David Godman (born 1953) has written on the life, teachings and disciples of Ramana Maharshi, an Indian sage who lived and taught for more than fifty years at Arunachala, a sacred mountain in Tamil Nadu, India. In the last 30 years Godman has written or edited 16 books on topics related to Sri Ramana, his teachings and his followers.
David Godman was born in 1953 in Stoke-on-Trent, England. His father was a schoolmaster and mother a physiotherapist who specialised in treating physically handicapped children. He was educated at local schools and in 1972 won a place at Oxford University.

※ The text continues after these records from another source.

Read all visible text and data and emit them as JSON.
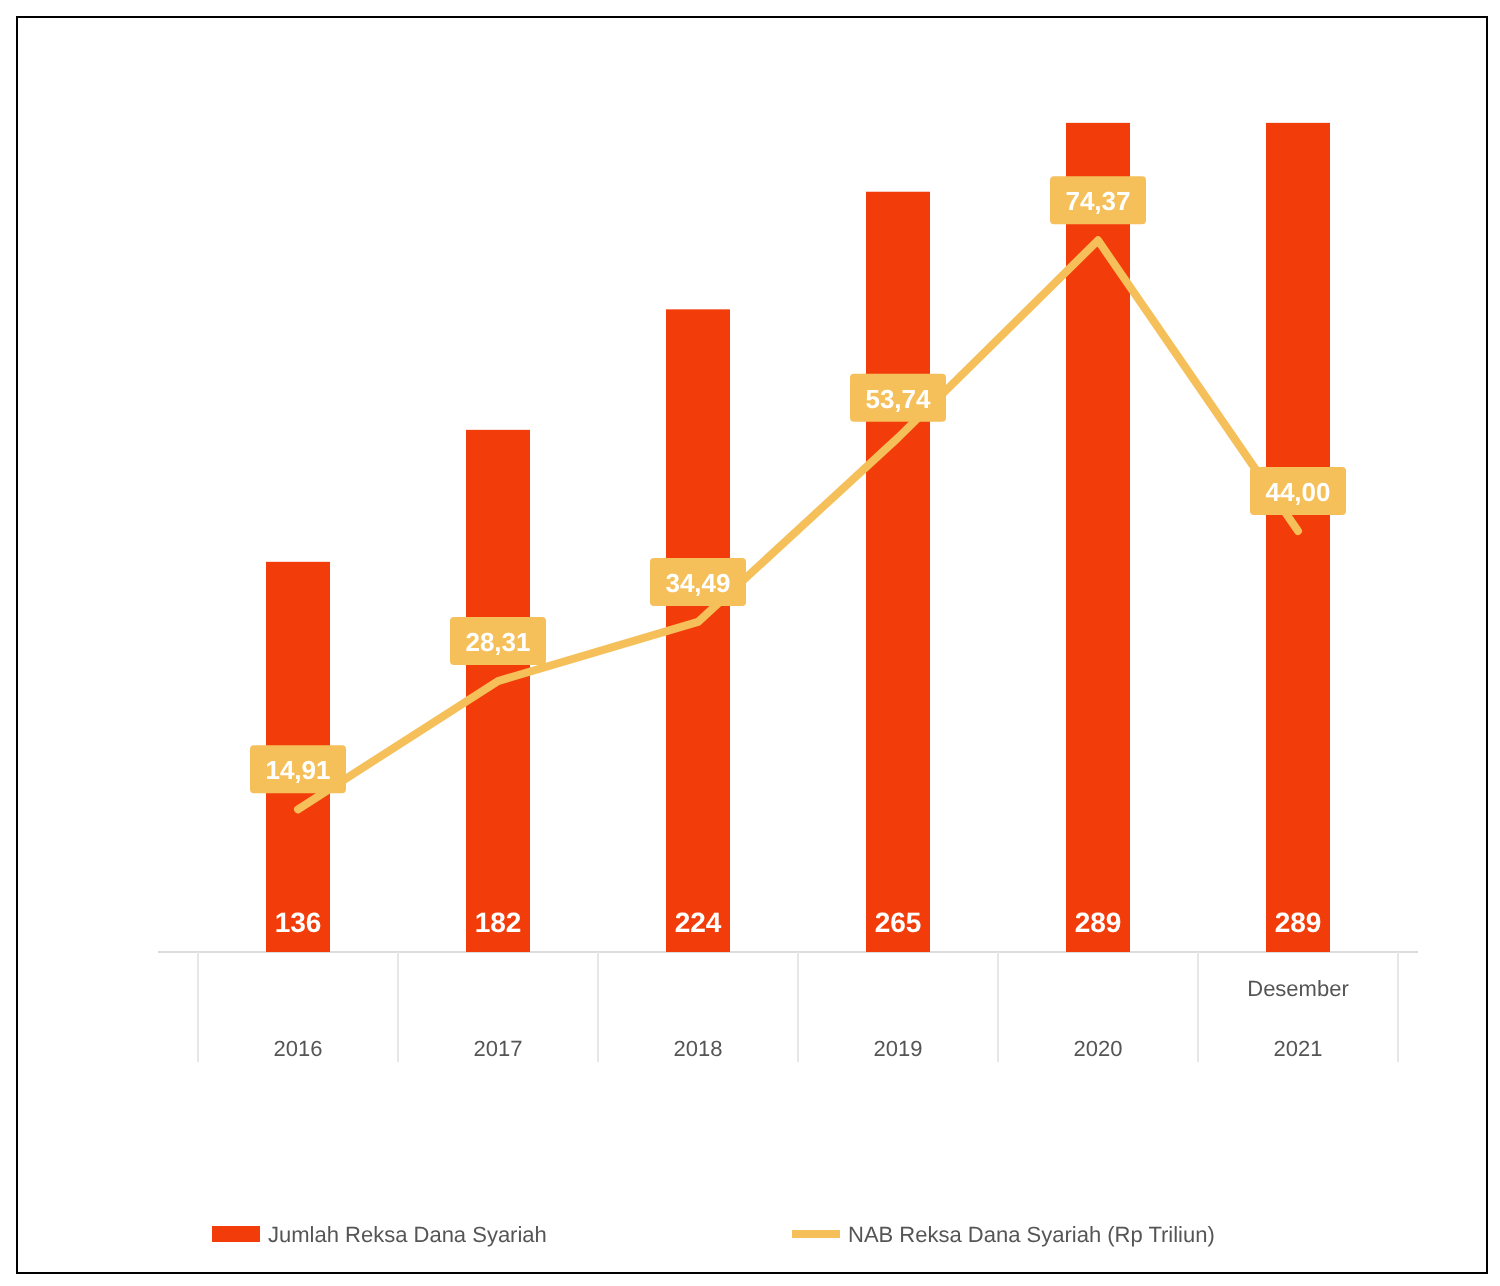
{
  "chart_data": {
    "type": "bar",
    "categories": [
      "2016",
      "2017",
      "2018",
      "2019",
      "2020",
      "Desember\n2021"
    ],
    "series": [
      {
        "name": "Jumlah Reksa Dana Syariah",
        "color": "#f23c0a",
        "values": [
          136,
          182,
          224,
          265,
          289,
          289
        ]
      },
      {
        "name": "NAB Reksa Dana Syariah (Rp Triliun)",
        "type": "line",
        "axis": "y2",
        "color": "#f5bf5a",
        "values": [
          14.91,
          28.31,
          34.49,
          53.74,
          74.37,
          44.0
        ],
        "value_labels": [
          "14,91",
          "28,31",
          "34,49",
          "53,74",
          "74,37",
          "44,00"
        ]
      }
    ],
    "data_labels": true,
    "legend": "bottom"
  }
}
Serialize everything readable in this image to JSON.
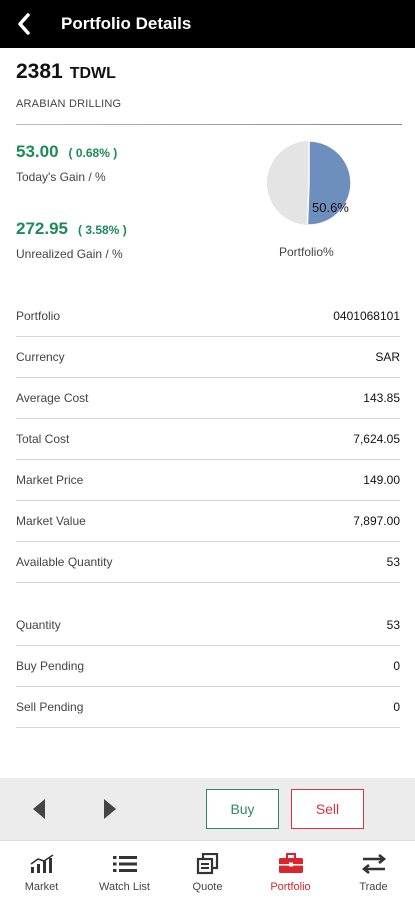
{
  "header": {
    "title": "Portfolio Details"
  },
  "stock": {
    "code": "2381",
    "market": "TDWL",
    "name": "ARABIAN DRILLING"
  },
  "todays_gain": {
    "value": "53.00",
    "percent": "( 0.68% )",
    "label": "Today's Gain  /  %"
  },
  "unrealized_gain": {
    "value": "272.95",
    "percent": "( 3.58% )",
    "label": "Unrealized Gain  /  %"
  },
  "portfolio_pie": {
    "percent_text": "50.6%",
    "fraction": 0.506,
    "label": "Portfolio%",
    "slice_color": "#6e8fbd",
    "rest_color": "#e4e4e4"
  },
  "details": [
    {
      "label": "Portfolio",
      "value": "0401068101"
    },
    {
      "label": "Currency",
      "value": "SAR"
    },
    {
      "label": "Average Cost",
      "value": "143.85"
    },
    {
      "label": "Total Cost",
      "value": "7,624.05"
    },
    {
      "label": "Market Price",
      "value": "149.00"
    },
    {
      "label": "Market Value",
      "value": "7,897.00"
    },
    {
      "label": "Available Quantity",
      "value": "53"
    }
  ],
  "quantities": [
    {
      "label": "Quantity",
      "value": "53"
    },
    {
      "label": "Buy Pending",
      "value": "0"
    },
    {
      "label": "Sell Pending",
      "value": "0"
    }
  ],
  "actions": {
    "buy_label": "Buy",
    "sell_label": "Sell"
  },
  "nav": {
    "items": [
      {
        "label": "Market",
        "icon": "market-chart-icon"
      },
      {
        "label": "Watch List",
        "icon": "watch-list-icon"
      },
      {
        "label": "Quote",
        "icon": "quote-icon"
      },
      {
        "label": "Portfolio",
        "icon": "briefcase-icon"
      },
      {
        "label": "Trade",
        "icon": "trade-arrows-icon"
      }
    ],
    "active": "Portfolio",
    "active_color": "#d9262e"
  },
  "colors": {
    "gain_green": "#1d8a5a",
    "buy_green": "#2f8a64",
    "sell_red": "#d8343f"
  }
}
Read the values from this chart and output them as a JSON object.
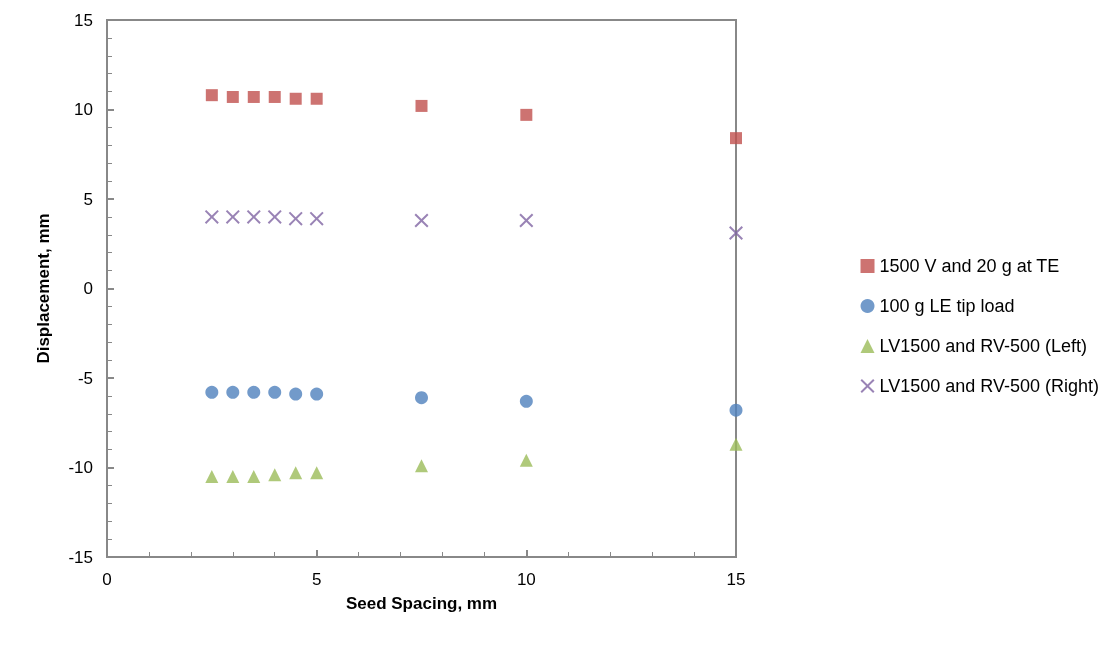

It was sometime in his second year there that he became interested in Ramana Maharshi after reading about his teachings in a book that had been compiled by Arthur Osborne. Godman has said:
It wasn't that I had found a new set of ideas that I believed in. It was more of an experience in which I was pulled into a state of silence. In that silent space I knew directly and intuitively what Ramana's words were hinting and pointing at. Because this state itself was the answer to all my questions, and any other questions I might come up with, the interest in finding solutions anywhere else dropped away. I suppose I must have read the book in an afternoon, but by the time I put it down it had completely transformed the way I viewed myself and the world.
Godman first visited the Tiruvannamalai ashram of Ramana Maharshi in 1976. For eight years, between 1978 and 1985, he was the librarian of the ashram. In the 1970s, Godman frequented Nisargadatta Maharaj’s satsangs in Mumbai.
In the early 1980s Godman started to visit Lakshmana Swamy, a disciple of Ramana Maharshi, in his ashram in Andhra Pradesh. At the instigation of Lakshmana Swamy he wrote No Mind – I am the Self, about the lives and teachings of Lakshmana Swamy and Saradamma, the latter being Lakshmana Swamy's own disciple. When Lakshmana Swamy and Saradamma moved to Tiruvannamalai in the late 1980s, Godman looked after and helped to develop their new property, which was located close to Sri Ramanasramam.
In 1985 his edited anthology of Ramana Maharshi’s teachings, Be As You Are, was published by Penguin.
In 1987 Godman conducted extensive interviews with Annamalai Swami, a devotee of Ramana Maharshi who worked at Sri Ramanasramam between 1928 and 1938. The interviews were the primary source for his book, Living by the Words of Bhagavan, a biography that chronicled Annamalai Swami's relationship with Sri Ramana.